Car le discours de l’antisémitisme est un tissu de contradictions qui voit « le Juif » incarner à la fois le communisme et le capitalisme, figurer à la fois l’enracinement (Israël) et le nomadisme (le « cosmopolitisme juif « ). Et balancer du slogan de 1930 – « Les Juifs en Palestine ! » – à celui de 2024 : « Les Juifs hors de Palestine ! »

L’humour neutralise parfois, et un temps seulement, l’angoisse de mort d’une passion paranoïaque qui mobilise des peurs archaïques, et qui exhorte toujours, selon le mot de Theodor Adorno, « à aller jusqu’au bout de l’entreprise ». C’est dire en d’autres termes qu’il n’y a pas d’antisémitisme modéré. « Ils ne nous pardonneront jamais le mal qu’ils nous ont fait » : ces mots relatifs à la Shoah font écho à la lucidité de Rousseau fuyant à Genève, en 1762, les persécutions que lui vaut la publication de l’Émile, et qui écrit à l’archevêque de Paris, Christophe de Beaumont : « Le monde est plein de gens qui me haïssent à cause du mal qu’ils m’ont fait ».

Dans le contexte actuel d’un antisémitisme désinhibé, l’humour (dit juif) prend à revers nos plus intimes sources d’angoisse et ramène toutes les croyances sous le soleil de la critique. Il bouscule les hiérarchies instituées et perturbe l’unanimisme conformiste des ricaneurs qui s’aiment de haïr ensemble, ceux que Philippe Muray nommait les « mutins de Panurge ».

C’est pourquoi les régimes totalitaires sont hermétiques à toute forme d’humour, à l’instar de ces croyances religieuses qui associent le rire au diable. En France, par exemple, le discours stalinien des années 1950, suivi quinze ans plus tard par l’engouement pour la « révolution culturelle » chinoise, furent radicalement étrangers à toute forme d’humour. On comprend que le camp du bien, cet « esprit sain qui pue la connerie » (Milan Kundera, La Plaisanterie), se trouve mal à l’aise face à la dérision, cette force qui montre l’imposture à l’œuvre derrière les postures vertueuses.
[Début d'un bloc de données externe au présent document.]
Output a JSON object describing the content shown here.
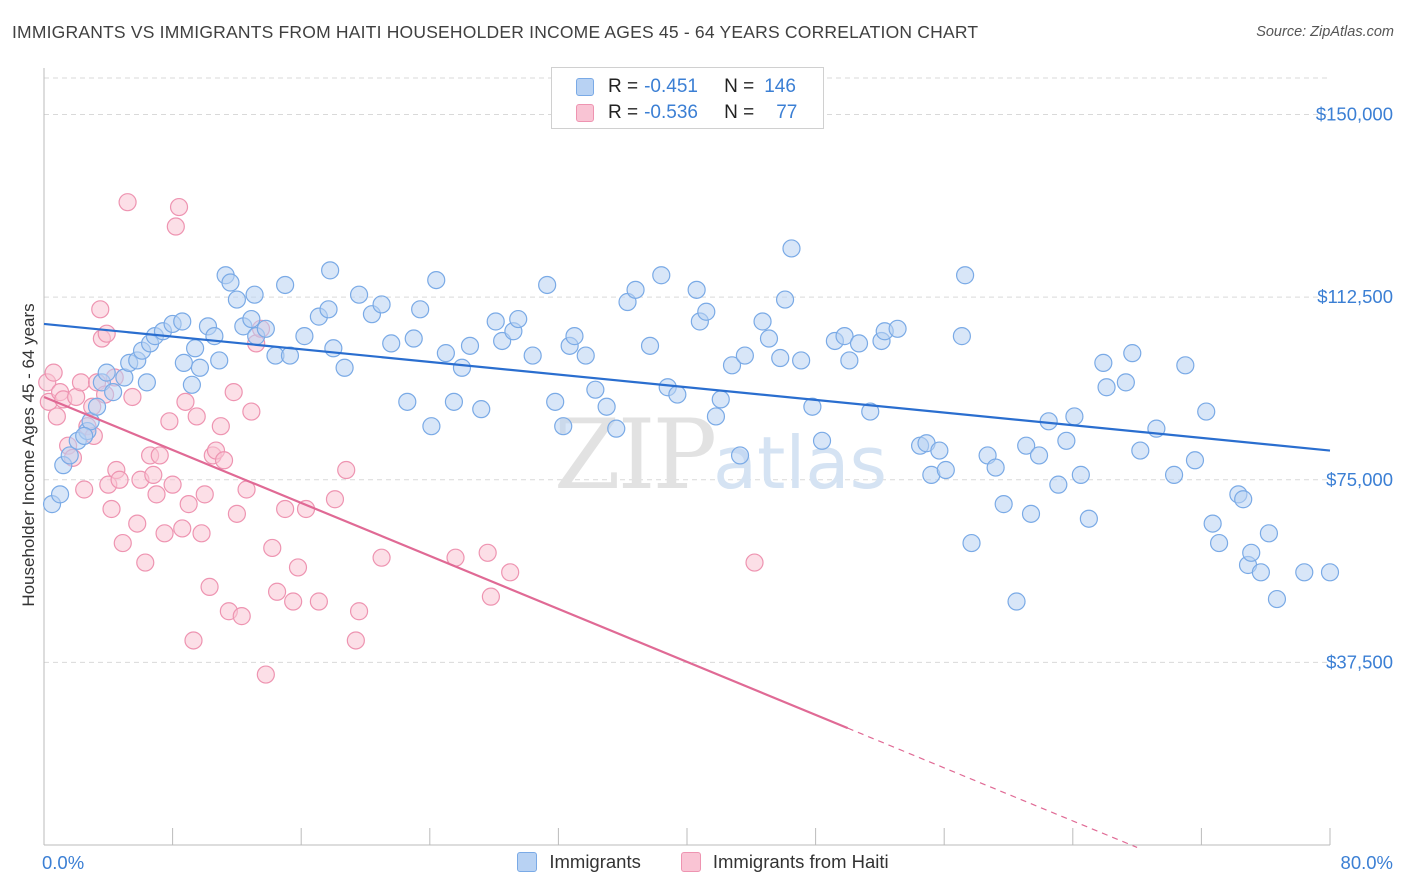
{
  "title": "IMMIGRANTS VS IMMIGRANTS FROM HAITI HOUSEHOLDER INCOME AGES 45 - 64 YEARS CORRELATION CHART",
  "source": "Source: ZipAtlas.com",
  "watermark": {
    "zip": "ZIP",
    "atlas": "atlas"
  },
  "legend": {
    "r_label": "R =",
    "n_label": "N =",
    "rows": [
      {
        "r": "-0.451",
        "n": "146"
      },
      {
        "r": "-0.536",
        "n": "77"
      }
    ]
  },
  "colors": {
    "blue_fill": "#b8d2f3",
    "blue_stroke": "#7aaae6",
    "blue_line": "#2a6ecf",
    "pink_fill": "#f9c4d4",
    "pink_stroke": "#ee94b1",
    "pink_line": "#e06a95",
    "tick_text": "#3b7fd4",
    "grid": "#d9d9d9"
  },
  "chart_data": {
    "type": "scatter",
    "title": "IMMIGRANTS VS IMMIGRANTS FROM HAITI HOUSEHOLDER INCOME AGES 45 - 64 YEARS CORRELATION CHART",
    "xlabel": "",
    "ylabel": "Householder Income Ages 45 - 64 years",
    "xlim": [
      0,
      80
    ],
    "ylim": [
      0,
      157500
    ],
    "x_tick_labels": [
      "0.0%",
      "80.0%"
    ],
    "y_ticks": [
      37500,
      75000,
      112500,
      150000
    ],
    "y_tick_labels": [
      "$37,500",
      "$75,000",
      "$112,500",
      "$150,000"
    ],
    "grid": true,
    "legend_position": "top-center",
    "series": [
      {
        "name": "Immigrants",
        "r": -0.451,
        "n": 146,
        "trend": {
          "x0": 0,
          "y0": 107000,
          "x1": 80,
          "y1": 81000
        },
        "points": [
          [
            0.5,
            70000
          ],
          [
            1,
            72000
          ],
          [
            1.2,
            78000
          ],
          [
            1.6,
            80000
          ],
          [
            2.1,
            83000
          ],
          [
            2.7,
            85000
          ],
          [
            2.9,
            87000
          ],
          [
            3.3,
            90000
          ],
          [
            3.6,
            95000
          ],
          [
            3.9,
            97000
          ],
          [
            4.3,
            93000
          ],
          [
            5.0,
            96000
          ],
          [
            5.3,
            99000
          ],
          [
            5.8,
            99500
          ],
          [
            6.1,
            101500
          ],
          [
            6.6,
            103000
          ],
          [
            6.9,
            104500
          ],
          [
            7.4,
            105500
          ],
          [
            8.0,
            107000
          ],
          [
            8.6,
            107500
          ],
          [
            8.7,
            99000
          ],
          [
            9.2,
            94500
          ],
          [
            9.4,
            102000
          ],
          [
            9.7,
            98000
          ],
          [
            10.2,
            106500
          ],
          [
            10.6,
            104500
          ],
          [
            10.9,
            99500
          ],
          [
            11.3,
            117000
          ],
          [
            11.6,
            115500
          ],
          [
            12.0,
            112000
          ],
          [
            12.4,
            106500
          ],
          [
            12.9,
            108000
          ],
          [
            13.2,
            104500
          ],
          [
            13.8,
            106000
          ],
          [
            14.4,
            100500
          ],
          [
            15.0,
            115000
          ],
          [
            15.3,
            100500
          ],
          [
            16.2,
            104500
          ],
          [
            17.1,
            108500
          ],
          [
            17.7,
            110000
          ],
          [
            17.8,
            118000
          ],
          [
            18.0,
            102000
          ],
          [
            18.7,
            98000
          ],
          [
            19.6,
            113000
          ],
          [
            20.4,
            109000
          ],
          [
            21.0,
            111000
          ],
          [
            21.6,
            103000
          ],
          [
            22.6,
            91000
          ],
          [
            23.0,
            104000
          ],
          [
            23.4,
            110000
          ],
          [
            24.1,
            86000
          ],
          [
            24.4,
            116000
          ],
          [
            25.0,
            101000
          ],
          [
            25.5,
            91000
          ],
          [
            26.0,
            98000
          ],
          [
            26.5,
            102500
          ],
          [
            27.2,
            89500
          ],
          [
            28.1,
            107500
          ],
          [
            28.5,
            103500
          ],
          [
            29.2,
            105500
          ],
          [
            29.5,
            108000
          ],
          [
            30.4,
            100500
          ],
          [
            31.3,
            115000
          ],
          [
            31.8,
            91000
          ],
          [
            32.3,
            86000
          ],
          [
            32.7,
            102500
          ],
          [
            33.0,
            104500
          ],
          [
            33.7,
            100500
          ],
          [
            34.3,
            93500
          ],
          [
            35.0,
            90000
          ],
          [
            35.6,
            85500
          ],
          [
            36.3,
            111500
          ],
          [
            36.8,
            114000
          ],
          [
            37.7,
            102500
          ],
          [
            38.4,
            117000
          ],
          [
            38.8,
            94000
          ],
          [
            39.4,
            92500
          ],
          [
            40.6,
            114000
          ],
          [
            40.8,
            107500
          ],
          [
            41.2,
            109500
          ],
          [
            41.8,
            88000
          ],
          [
            42.1,
            91500
          ],
          [
            42.8,
            98500
          ],
          [
            43.3,
            80000
          ],
          [
            43.6,
            100500
          ],
          [
            44.7,
            107500
          ],
          [
            45.1,
            104000
          ],
          [
            45.8,
            100000
          ],
          [
            46.1,
            112000
          ],
          [
            46.5,
            122500
          ],
          [
            47.1,
            99500
          ],
          [
            47.8,
            90000
          ],
          [
            48.4,
            83000
          ],
          [
            49.2,
            103500
          ],
          [
            49.8,
            104500
          ],
          [
            50.1,
            99500
          ],
          [
            50.7,
            103000
          ],
          [
            51.4,
            89000
          ],
          [
            52.1,
            103500
          ],
          [
            52.3,
            105500
          ],
          [
            53.1,
            106000
          ],
          [
            54.5,
            82000
          ],
          [
            54.9,
            82500
          ],
          [
            55.2,
            76000
          ],
          [
            55.7,
            81000
          ],
          [
            56.1,
            77000
          ],
          [
            57.1,
            104500
          ],
          [
            57.3,
            117000
          ],
          [
            57.7,
            62000
          ],
          [
            58.7,
            80000
          ],
          [
            59.2,
            77500
          ],
          [
            59.7,
            70000
          ],
          [
            60.5,
            50000
          ],
          [
            61.1,
            82000
          ],
          [
            61.4,
            68000
          ],
          [
            61.9,
            80000
          ],
          [
            62.5,
            87000
          ],
          [
            63.1,
            74000
          ],
          [
            63.6,
            83000
          ],
          [
            64.1,
            88000
          ],
          [
            64.5,
            76000
          ],
          [
            65.0,
            67000
          ],
          [
            65.9,
            99000
          ],
          [
            66.1,
            94000
          ],
          [
            67.3,
            95000
          ],
          [
            67.7,
            101000
          ],
          [
            68.2,
            81000
          ],
          [
            69.2,
            85500
          ],
          [
            70.3,
            76000
          ],
          [
            71.0,
            98500
          ],
          [
            71.6,
            79000
          ],
          [
            72.3,
            89000
          ],
          [
            72.7,
            66000
          ],
          [
            73.1,
            62000
          ],
          [
            74.3,
            72000
          ],
          [
            74.6,
            71000
          ],
          [
            74.9,
            57500
          ],
          [
            75.1,
            60000
          ],
          [
            75.7,
            56000
          ],
          [
            76.2,
            64000
          ],
          [
            76.7,
            50500
          ],
          [
            78.4,
            56000
          ],
          [
            80.0,
            56000
          ],
          [
            2.5,
            84000
          ],
          [
            6.4,
            95000
          ],
          [
            13.1,
            113000
          ]
        ]
      },
      {
        "name": "Immigrants from Haiti",
        "r": -0.536,
        "n": 77,
        "trend": {
          "x0": 0,
          "y0": 92000,
          "x1": 50,
          "y1": 24000,
          "x_dash_end": 68,
          "y_dash_end": -500
        },
        "points": [
          [
            0.2,
            95000
          ],
          [
            0.3,
            91000
          ],
          [
            0.6,
            97000
          ],
          [
            0.8,
            88000
          ],
          [
            1.0,
            93000
          ],
          [
            1.2,
            91500
          ],
          [
            1.5,
            82000
          ],
          [
            1.8,
            79500
          ],
          [
            2.0,
            92000
          ],
          [
            2.3,
            95000
          ],
          [
            2.5,
            73000
          ],
          [
            2.7,
            86000
          ],
          [
            3.0,
            90000
          ],
          [
            3.1,
            84000
          ],
          [
            3.3,
            95000
          ],
          [
            3.5,
            110000
          ],
          [
            3.6,
            104000
          ],
          [
            3.8,
            92500
          ],
          [
            4.0,
            74000
          ],
          [
            4.2,
            69000
          ],
          [
            4.5,
            77000
          ],
          [
            4.7,
            75000
          ],
          [
            4.9,
            62000
          ],
          [
            5.2,
            132000
          ],
          [
            5.5,
            92000
          ],
          [
            5.8,
            66000
          ],
          [
            6.0,
            75000
          ],
          [
            6.3,
            58000
          ],
          [
            6.6,
            80000
          ],
          [
            6.8,
            76000
          ],
          [
            7.0,
            72000
          ],
          [
            7.2,
            80000
          ],
          [
            7.5,
            64000
          ],
          [
            7.8,
            87000
          ],
          [
            8.0,
            74000
          ],
          [
            8.2,
            127000
          ],
          [
            8.4,
            131000
          ],
          [
            8.6,
            65000
          ],
          [
            8.8,
            91000
          ],
          [
            9.0,
            70000
          ],
          [
            9.3,
            42000
          ],
          [
            9.5,
            88000
          ],
          [
            9.8,
            64000
          ],
          [
            10.0,
            72000
          ],
          [
            10.3,
            53000
          ],
          [
            10.5,
            80000
          ],
          [
            10.7,
            81000
          ],
          [
            11.0,
            86000
          ],
          [
            11.2,
            79000
          ],
          [
            11.5,
            48000
          ],
          [
            11.8,
            93000
          ],
          [
            12.0,
            68000
          ],
          [
            12.3,
            47000
          ],
          [
            12.6,
            73000
          ],
          [
            12.9,
            89000
          ],
          [
            13.2,
            103000
          ],
          [
            13.5,
            106000
          ],
          [
            13.8,
            35000
          ],
          [
            14.2,
            61000
          ],
          [
            14.5,
            52000
          ],
          [
            15.0,
            69000
          ],
          [
            15.5,
            50000
          ],
          [
            15.8,
            57000
          ],
          [
            16.3,
            69000
          ],
          [
            17.1,
            50000
          ],
          [
            18.1,
            71000
          ],
          [
            18.8,
            77000
          ],
          [
            19.4,
            42000
          ],
          [
            19.6,
            48000
          ],
          [
            21.0,
            59000
          ],
          [
            25.6,
            59000
          ],
          [
            27.6,
            60000
          ],
          [
            27.8,
            51000
          ],
          [
            29.0,
            56000
          ],
          [
            44.2,
            58000
          ],
          [
            3.9,
            105000
          ],
          [
            4.4,
            96000
          ]
        ]
      }
    ]
  },
  "bottom_legend": [
    {
      "label": "Immigrants"
    },
    {
      "label": "Immigrants from Haiti"
    }
  ]
}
Le pogrom du 7 octobre 2023 et la guerre menée par Israël contre le Hamas rendent-ils les blagues juives déplacées ?

La question sous-entend que par cette guerre, l’État d’Israël aurait, d’une certaine façon, trahi « l’humour juif ». Par son « comportement guerrier », Israël se serait rendu indigne du signe juif tel qu’on l’aime entre gens de bonne compagnie, de sorte qu’aujourd’hui les « blagues juives » seraient déplacées face au malheur palestinien.
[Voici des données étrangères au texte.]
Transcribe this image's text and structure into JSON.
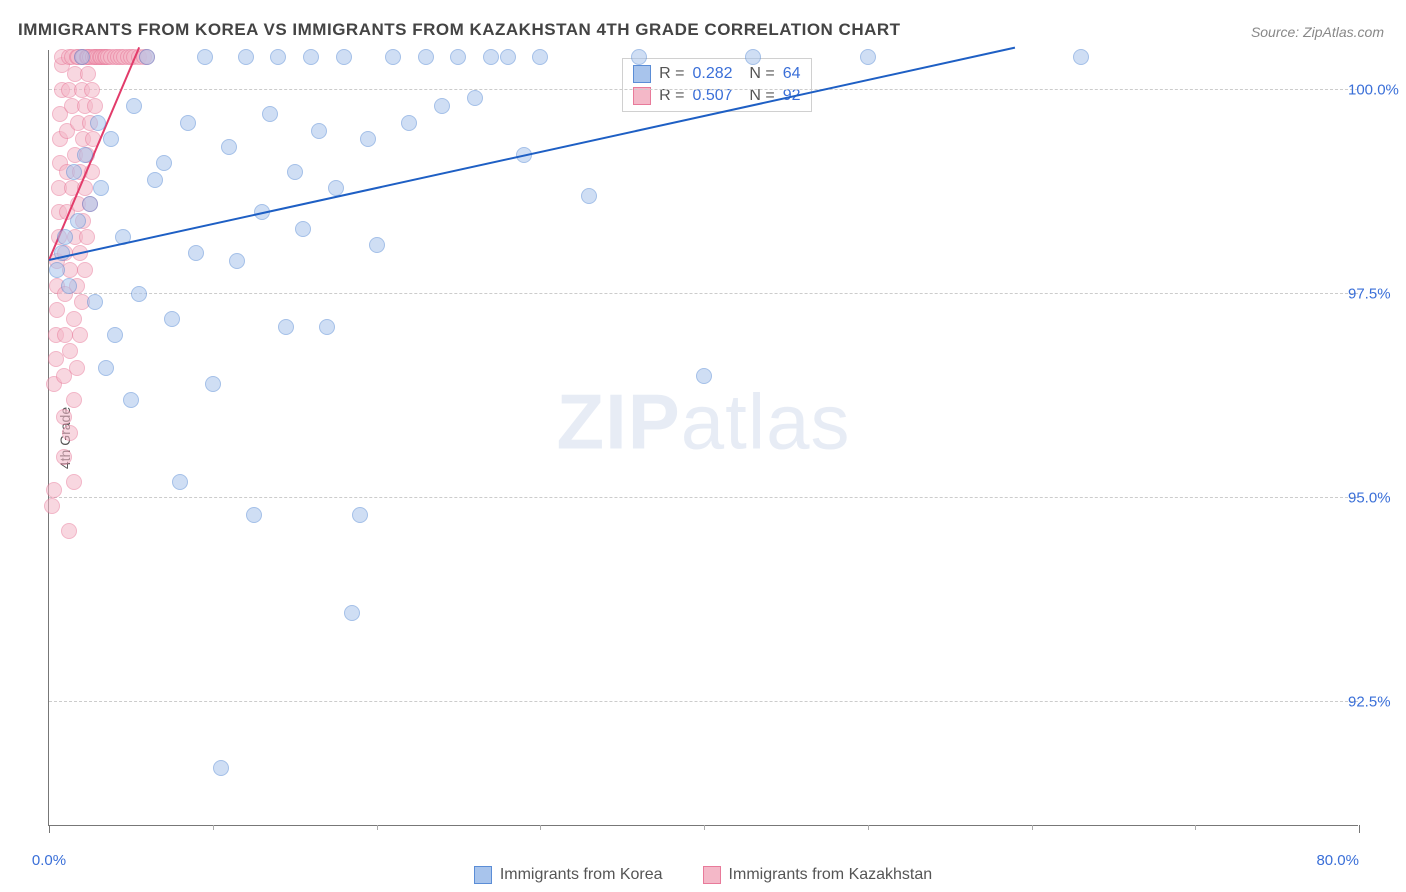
{
  "title": "IMMIGRANTS FROM KOREA VS IMMIGRANTS FROM KAZAKHSTAN 4TH GRADE CORRELATION CHART",
  "source": "Source: ZipAtlas.com",
  "watermark_a": "ZIP",
  "watermark_b": "atlas",
  "y_axis_label": "4th Grade",
  "chart": {
    "type": "scatter",
    "xlim": [
      0,
      80
    ],
    "ylim": [
      91.0,
      100.5
    ],
    "x_ticks_major": [
      0,
      80
    ],
    "x_ticks_minor": [
      10,
      20,
      30,
      40,
      50,
      60,
      70
    ],
    "y_ticks_major": [
      92.5,
      95.0,
      97.5,
      100.0
    ],
    "y_tick_labels": [
      "92.5%",
      "95.0%",
      "97.5%",
      "100.0%"
    ],
    "x_tick_labels": {
      "0": "0.0%",
      "80": "80.0%"
    },
    "grid_color": "#cccccc",
    "axis_color": "#777777",
    "background_color": "#ffffff",
    "tick_label_color": "#3a6fd8",
    "point_radius": 8,
    "point_opacity": 0.55,
    "series": [
      {
        "name": "Immigrants from Korea",
        "fill_color": "#a8c4ec",
        "stroke_color": "#5b8dd6",
        "trend_color": "#1e5fc4",
        "R": "0.282",
        "N": "64",
        "trend": {
          "x1": 0,
          "y1": 97.9,
          "x2": 59,
          "y2": 100.5
        },
        "points": [
          [
            0.5,
            97.8
          ],
          [
            0.8,
            98.0
          ],
          [
            1.0,
            98.2
          ],
          [
            1.2,
            97.6
          ],
          [
            1.5,
            99.0
          ],
          [
            1.8,
            98.4
          ],
          [
            2.0,
            100.4
          ],
          [
            2.2,
            99.2
          ],
          [
            2.5,
            98.6
          ],
          [
            2.8,
            97.4
          ],
          [
            3.0,
            99.6
          ],
          [
            3.2,
            98.8
          ],
          [
            3.5,
            96.6
          ],
          [
            3.8,
            99.4
          ],
          [
            4.0,
            97.0
          ],
          [
            4.5,
            98.2
          ],
          [
            5.0,
            96.2
          ],
          [
            5.2,
            99.8
          ],
          [
            5.5,
            97.5
          ],
          [
            6.0,
            100.4
          ],
          [
            6.5,
            98.9
          ],
          [
            7.0,
            99.1
          ],
          [
            7.5,
            97.2
          ],
          [
            8.0,
            95.2
          ],
          [
            8.5,
            99.6
          ],
          [
            9.0,
            98.0
          ],
          [
            9.5,
            100.4
          ],
          [
            10.0,
            96.4
          ],
          [
            10.5,
            91.7
          ],
          [
            11.0,
            99.3
          ],
          [
            11.5,
            97.9
          ],
          [
            12.0,
            100.4
          ],
          [
            12.5,
            94.8
          ],
          [
            13.0,
            98.5
          ],
          [
            13.5,
            99.7
          ],
          [
            14.0,
            100.4
          ],
          [
            14.5,
            97.1
          ],
          [
            15.0,
            99.0
          ],
          [
            15.5,
            98.3
          ],
          [
            16.0,
            100.4
          ],
          [
            16.5,
            99.5
          ],
          [
            17.0,
            97.1
          ],
          [
            17.5,
            98.8
          ],
          [
            18.0,
            100.4
          ],
          [
            18.5,
            93.6
          ],
          [
            19.0,
            94.8
          ],
          [
            19.5,
            99.4
          ],
          [
            20.0,
            98.1
          ],
          [
            21.0,
            100.4
          ],
          [
            22.0,
            99.6
          ],
          [
            23.0,
            100.4
          ],
          [
            24.0,
            99.8
          ],
          [
            25.0,
            100.4
          ],
          [
            26.0,
            99.9
          ],
          [
            27.0,
            100.4
          ],
          [
            28.0,
            100.4
          ],
          [
            29.0,
            99.2
          ],
          [
            30.0,
            100.4
          ],
          [
            33.0,
            98.7
          ],
          [
            36.0,
            100.4
          ],
          [
            40.0,
            96.5
          ],
          [
            43.0,
            100.4
          ],
          [
            50.0,
            100.4
          ],
          [
            63.0,
            100.4
          ]
        ]
      },
      {
        "name": "Immigrants from Kazakhstan",
        "fill_color": "#f4b8c8",
        "stroke_color": "#e87a9a",
        "trend_color": "#e23b6a",
        "R": "0.507",
        "N": "92",
        "trend": {
          "x1": 0,
          "y1": 97.9,
          "x2": 5.5,
          "y2": 100.5
        },
        "points": [
          [
            0.2,
            94.9
          ],
          [
            0.3,
            95.1
          ],
          [
            0.3,
            96.4
          ],
          [
            0.4,
            96.7
          ],
          [
            0.4,
            97.0
          ],
          [
            0.5,
            97.3
          ],
          [
            0.5,
            97.6
          ],
          [
            0.5,
            97.9
          ],
          [
            0.6,
            98.2
          ],
          [
            0.6,
            98.5
          ],
          [
            0.6,
            98.8
          ],
          [
            0.7,
            99.1
          ],
          [
            0.7,
            99.4
          ],
          [
            0.7,
            99.7
          ],
          [
            0.8,
            100.0
          ],
          [
            0.8,
            100.3
          ],
          [
            0.8,
            100.4
          ],
          [
            0.9,
            95.5
          ],
          [
            0.9,
            96.0
          ],
          [
            0.9,
            96.5
          ],
          [
            1.0,
            97.0
          ],
          [
            1.0,
            97.5
          ],
          [
            1.0,
            98.0
          ],
          [
            1.1,
            98.5
          ],
          [
            1.1,
            99.0
          ],
          [
            1.1,
            99.5
          ],
          [
            1.2,
            100.0
          ],
          [
            1.2,
            100.4
          ],
          [
            1.2,
            94.6
          ],
          [
            1.3,
            95.8
          ],
          [
            1.3,
            96.8
          ],
          [
            1.3,
            97.8
          ],
          [
            1.4,
            98.8
          ],
          [
            1.4,
            99.8
          ],
          [
            1.4,
            100.4
          ],
          [
            1.5,
            95.2
          ],
          [
            1.5,
            96.2
          ],
          [
            1.5,
            97.2
          ],
          [
            1.6,
            98.2
          ],
          [
            1.6,
            99.2
          ],
          [
            1.6,
            100.2
          ],
          [
            1.7,
            100.4
          ],
          [
            1.7,
            96.6
          ],
          [
            1.7,
            97.6
          ],
          [
            1.8,
            98.6
          ],
          [
            1.8,
            99.6
          ],
          [
            1.8,
            100.4
          ],
          [
            1.9,
            97.0
          ],
          [
            1.9,
            98.0
          ],
          [
            1.9,
            99.0
          ],
          [
            2.0,
            100.0
          ],
          [
            2.0,
            100.4
          ],
          [
            2.0,
            97.4
          ],
          [
            2.1,
            98.4
          ],
          [
            2.1,
            99.4
          ],
          [
            2.1,
            100.4
          ],
          [
            2.2,
            97.8
          ],
          [
            2.2,
            98.8
          ],
          [
            2.2,
            99.8
          ],
          [
            2.3,
            100.4
          ],
          [
            2.3,
            98.2
          ],
          [
            2.3,
            99.2
          ],
          [
            2.4,
            100.2
          ],
          [
            2.4,
            100.4
          ],
          [
            2.5,
            98.6
          ],
          [
            2.5,
            99.6
          ],
          [
            2.5,
            100.4
          ],
          [
            2.6,
            99.0
          ],
          [
            2.6,
            100.0
          ],
          [
            2.7,
            100.4
          ],
          [
            2.7,
            99.4
          ],
          [
            2.8,
            100.4
          ],
          [
            2.8,
            99.8
          ],
          [
            2.9,
            100.4
          ],
          [
            3.0,
            100.4
          ],
          [
            3.1,
            100.4
          ],
          [
            3.2,
            100.4
          ],
          [
            3.3,
            100.4
          ],
          [
            3.4,
            100.4
          ],
          [
            3.5,
            100.4
          ],
          [
            3.6,
            100.4
          ],
          [
            3.8,
            100.4
          ],
          [
            4.0,
            100.4
          ],
          [
            4.2,
            100.4
          ],
          [
            4.4,
            100.4
          ],
          [
            4.6,
            100.4
          ],
          [
            4.8,
            100.4
          ],
          [
            5.0,
            100.4
          ],
          [
            5.2,
            100.4
          ],
          [
            5.5,
            100.4
          ],
          [
            5.8,
            100.4
          ],
          [
            6.0,
            100.4
          ]
        ]
      }
    ]
  },
  "legend_top": {
    "rows": [
      {
        "r_label": "R =",
        "n_label": "N ="
      },
      {
        "r_label": "R =",
        "n_label": "N ="
      }
    ]
  },
  "bottom_legend": {
    "items": [
      "Immigrants from Korea",
      "Immigrants from Kazakhstan"
    ]
  }
}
Il y a dans cette formulation deux discours sous-jacents. En premier lieu, l’humour juif dont il est ici question est un signe de distinction, c’est l’humour ashkénaze et sa farandole de clichés entre Woody Allen et blagues yiddish. Il oppose en filigrane le « judaïsme de l’intelligence », diasporique et européen forcément (avec en toile de fond l’internationalisme révolutionnaire juif comme image d’Épinal), à celui du sionisme, forcément chauvin, plus ou moins bigot, et de forte coloration séfarade, au sens nord-africain. Une opposition tout entière contenue dans cette blague, prototype du racisme bon teint : « Ashkénaze optimiste cherche séfarade cultivé » (sic), une plaisanterie qui a fait s’esclaffer quantité de belles âmes de « gauche », promptes à dénoncer le racisme anti-arabe.

En second lieu, cette formulation sous-entend une autorisation de vivre en pointillé : vous avez le droit de vivre, mais à la condition de ne pas vous éloigner de la figure de victime vers laquelle va notre compassion. Il y a là quelque chose de plus vaste que l’humour stricto sensu. Cela revient à dire aux Israéliens (et donc aussi aux Juifs) : vous avez le droit de vivre, mais pas trop. Vous avez le droit de vous défendre, mais pas trop. Vous devez respecter une certaine proportionnalité, phrase étonnante que personne n’a entendue à propos des Alliés en guerre contre l’Irak de Saddam Hussein en 1990, contre Daech à Mossoul en 2016, ni à propos des Alliés écrasant l’Allemagne sous les bombes en 1945, ni à propos des Américains laminant le Japon la même année. Qui s’est alors avisé de proportionnalité quand la disproportion est la condition de la victoire ?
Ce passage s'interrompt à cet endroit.